Erwin Huber | Mitglied des Landtags
 
   
Anträge / Initiativen
Drucksachennummer: 17/16316

03.04.2017

Antrag der Abgeordneten
Kreuzer Thomas, Freller Karl, Huber Erwin, Rotter Eberhard, Zellmeier Josef, Baumgärtner Jürgen, Dr. Bernhard Otmar, Blume Markus, Brannekämper Robert, Flierl Alexander, Haderthauer Christine, Holetschek Klaus, Dr. Huber Martin, Kirchner Sandro, König Alexander, Kreitmair Anton, Lorenz Andreas, Nussel Walter, Schöffel Martin, Schorer Angelika, Dr. Schwartz Harald, Stöttner Klaus, Tomaschko Peter, Unterländer Joachim, Westphal Manuel, Winter Georg



Huber Erwin

und Fraktion CSU

AdBlue Betrug durch osteuropäische LKW verhindern - Für fairen Wettbewerb im Speditionsgewerbe


Der Landtag wolle beschließen:

Die Staatsregierung wird aufgefordert, sich auf Bundesebene aktiv gegen den Betrug durch sog. AdBlue-Emulatoren in LKW und für einen fairen Wettbewerb im Speditionsgewerbe einzusetzen. Dazu sind ein klarer Rechtsrahmen, eine Erhöhung der Kontrolldichte durch das Bundesamt für Güterverkehr (BAG) und eine entsprechende technische Ausstattung seiner Kontrollteams erforderlich.

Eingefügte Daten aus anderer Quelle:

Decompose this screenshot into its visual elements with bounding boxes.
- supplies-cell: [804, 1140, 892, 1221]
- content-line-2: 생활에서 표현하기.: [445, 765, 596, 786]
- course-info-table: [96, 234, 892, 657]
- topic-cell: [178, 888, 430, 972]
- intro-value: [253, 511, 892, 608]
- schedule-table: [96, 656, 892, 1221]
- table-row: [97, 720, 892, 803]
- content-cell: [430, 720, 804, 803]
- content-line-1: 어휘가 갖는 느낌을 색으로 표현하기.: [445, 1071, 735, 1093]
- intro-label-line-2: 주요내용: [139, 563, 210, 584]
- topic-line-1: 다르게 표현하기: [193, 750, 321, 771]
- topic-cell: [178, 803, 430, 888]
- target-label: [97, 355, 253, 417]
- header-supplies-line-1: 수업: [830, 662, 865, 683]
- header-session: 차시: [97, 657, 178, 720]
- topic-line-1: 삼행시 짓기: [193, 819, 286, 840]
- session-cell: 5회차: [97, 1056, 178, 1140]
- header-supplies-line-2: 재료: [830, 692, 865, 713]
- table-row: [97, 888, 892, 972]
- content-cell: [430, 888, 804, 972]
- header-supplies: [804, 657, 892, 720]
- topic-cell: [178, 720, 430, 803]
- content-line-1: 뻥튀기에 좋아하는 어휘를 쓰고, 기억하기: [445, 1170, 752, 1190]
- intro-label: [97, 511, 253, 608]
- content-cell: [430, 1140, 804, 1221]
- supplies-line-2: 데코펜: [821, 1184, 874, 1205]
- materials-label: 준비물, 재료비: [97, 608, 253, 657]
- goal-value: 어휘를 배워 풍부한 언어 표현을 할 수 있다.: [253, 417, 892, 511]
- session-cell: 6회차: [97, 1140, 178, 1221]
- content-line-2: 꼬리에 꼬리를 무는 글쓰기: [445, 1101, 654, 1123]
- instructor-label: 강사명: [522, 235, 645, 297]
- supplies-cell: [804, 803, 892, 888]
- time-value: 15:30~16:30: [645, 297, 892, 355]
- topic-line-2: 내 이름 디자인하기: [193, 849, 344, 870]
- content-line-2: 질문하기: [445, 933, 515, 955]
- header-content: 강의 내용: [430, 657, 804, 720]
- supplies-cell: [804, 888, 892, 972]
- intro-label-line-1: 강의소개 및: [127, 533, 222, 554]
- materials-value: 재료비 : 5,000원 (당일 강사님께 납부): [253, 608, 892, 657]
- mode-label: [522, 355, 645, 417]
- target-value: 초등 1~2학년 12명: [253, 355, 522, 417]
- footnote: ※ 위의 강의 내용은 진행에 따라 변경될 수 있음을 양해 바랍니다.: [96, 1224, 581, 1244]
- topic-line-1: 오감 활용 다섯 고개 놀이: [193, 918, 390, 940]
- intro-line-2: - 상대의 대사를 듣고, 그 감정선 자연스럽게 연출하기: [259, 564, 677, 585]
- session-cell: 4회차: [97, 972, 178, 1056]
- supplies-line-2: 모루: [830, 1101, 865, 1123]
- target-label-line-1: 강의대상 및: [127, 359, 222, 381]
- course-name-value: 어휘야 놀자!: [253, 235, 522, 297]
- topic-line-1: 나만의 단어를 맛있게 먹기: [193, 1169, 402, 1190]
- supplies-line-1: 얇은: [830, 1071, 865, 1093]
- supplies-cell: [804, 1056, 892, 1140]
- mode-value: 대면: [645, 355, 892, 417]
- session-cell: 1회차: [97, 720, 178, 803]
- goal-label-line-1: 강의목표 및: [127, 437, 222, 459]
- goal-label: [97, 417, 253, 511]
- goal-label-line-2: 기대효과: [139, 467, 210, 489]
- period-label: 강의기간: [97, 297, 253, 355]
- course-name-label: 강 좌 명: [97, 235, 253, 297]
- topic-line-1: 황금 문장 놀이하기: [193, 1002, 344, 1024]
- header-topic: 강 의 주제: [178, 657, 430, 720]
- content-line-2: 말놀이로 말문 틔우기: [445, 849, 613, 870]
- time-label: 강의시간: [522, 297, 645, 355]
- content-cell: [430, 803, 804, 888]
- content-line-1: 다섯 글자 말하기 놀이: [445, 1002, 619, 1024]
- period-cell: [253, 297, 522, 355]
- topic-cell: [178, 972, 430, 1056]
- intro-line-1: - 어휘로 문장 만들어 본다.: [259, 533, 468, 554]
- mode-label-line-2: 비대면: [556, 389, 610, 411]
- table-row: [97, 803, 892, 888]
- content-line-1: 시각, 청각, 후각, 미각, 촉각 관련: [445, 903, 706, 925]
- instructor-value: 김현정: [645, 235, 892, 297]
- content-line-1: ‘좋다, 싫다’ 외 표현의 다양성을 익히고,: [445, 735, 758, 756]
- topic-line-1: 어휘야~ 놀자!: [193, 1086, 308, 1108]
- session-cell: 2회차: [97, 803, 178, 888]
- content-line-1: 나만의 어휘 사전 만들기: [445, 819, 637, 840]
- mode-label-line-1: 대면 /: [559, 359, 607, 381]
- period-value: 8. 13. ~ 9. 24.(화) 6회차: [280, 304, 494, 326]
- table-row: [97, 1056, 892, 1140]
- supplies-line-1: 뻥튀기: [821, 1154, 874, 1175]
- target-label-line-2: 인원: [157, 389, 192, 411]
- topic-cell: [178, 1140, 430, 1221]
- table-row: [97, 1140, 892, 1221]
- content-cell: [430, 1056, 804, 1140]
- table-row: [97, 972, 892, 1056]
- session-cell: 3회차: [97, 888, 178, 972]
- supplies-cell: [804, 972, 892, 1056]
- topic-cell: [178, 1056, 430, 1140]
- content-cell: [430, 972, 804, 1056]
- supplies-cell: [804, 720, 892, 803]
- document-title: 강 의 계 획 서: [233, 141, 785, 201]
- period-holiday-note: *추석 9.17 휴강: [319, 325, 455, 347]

In modernen Dieselmotoren wird durch die Einspritzung von Harnstoff (AdBlue) in den Abgasstrang der Stickoxidausstoß deutlich minimiert. Dadurch ist es bei aktuellen LKW-Modellen möglich, die Euro 5 und Euro 6 Norm zu erreichen.

Laut Recherchen des ZDF sind ca. 20 Prozent der osteuropäischen LKW mit sogenannten AdBlue-Emulatoren ausgestattet, die die Bordelektronik manipulieren und so die Harnstoffeinspritzung umgehen. Manipulierte LKWs sparen sich im Schnitt ca. 2000 Euro pro Jahr an AdBlue- und Mautkosten, da sie in einer günstigeren Lkw-Maut-Klasse fahren. Durch diesen Betrug verschaffen sich osteuropäische Speditionen klare Wettbewerbsvorteile gegenüber heimischen Speditionen.

Das zuständige BAG kontrolliert derartige Manipulationen bisher nicht gezielt.

Dem Fiskus entsteht durch derartigen Betrug ein enormer finanzieller Schaden, der nach ersten Schätzungen sich auf bis zu 110 Mio. Euro beläuft. Die zusätzlichen Stickoxidbelastungen werden auf 14.000 Tonnen pro Jahr geschätzt.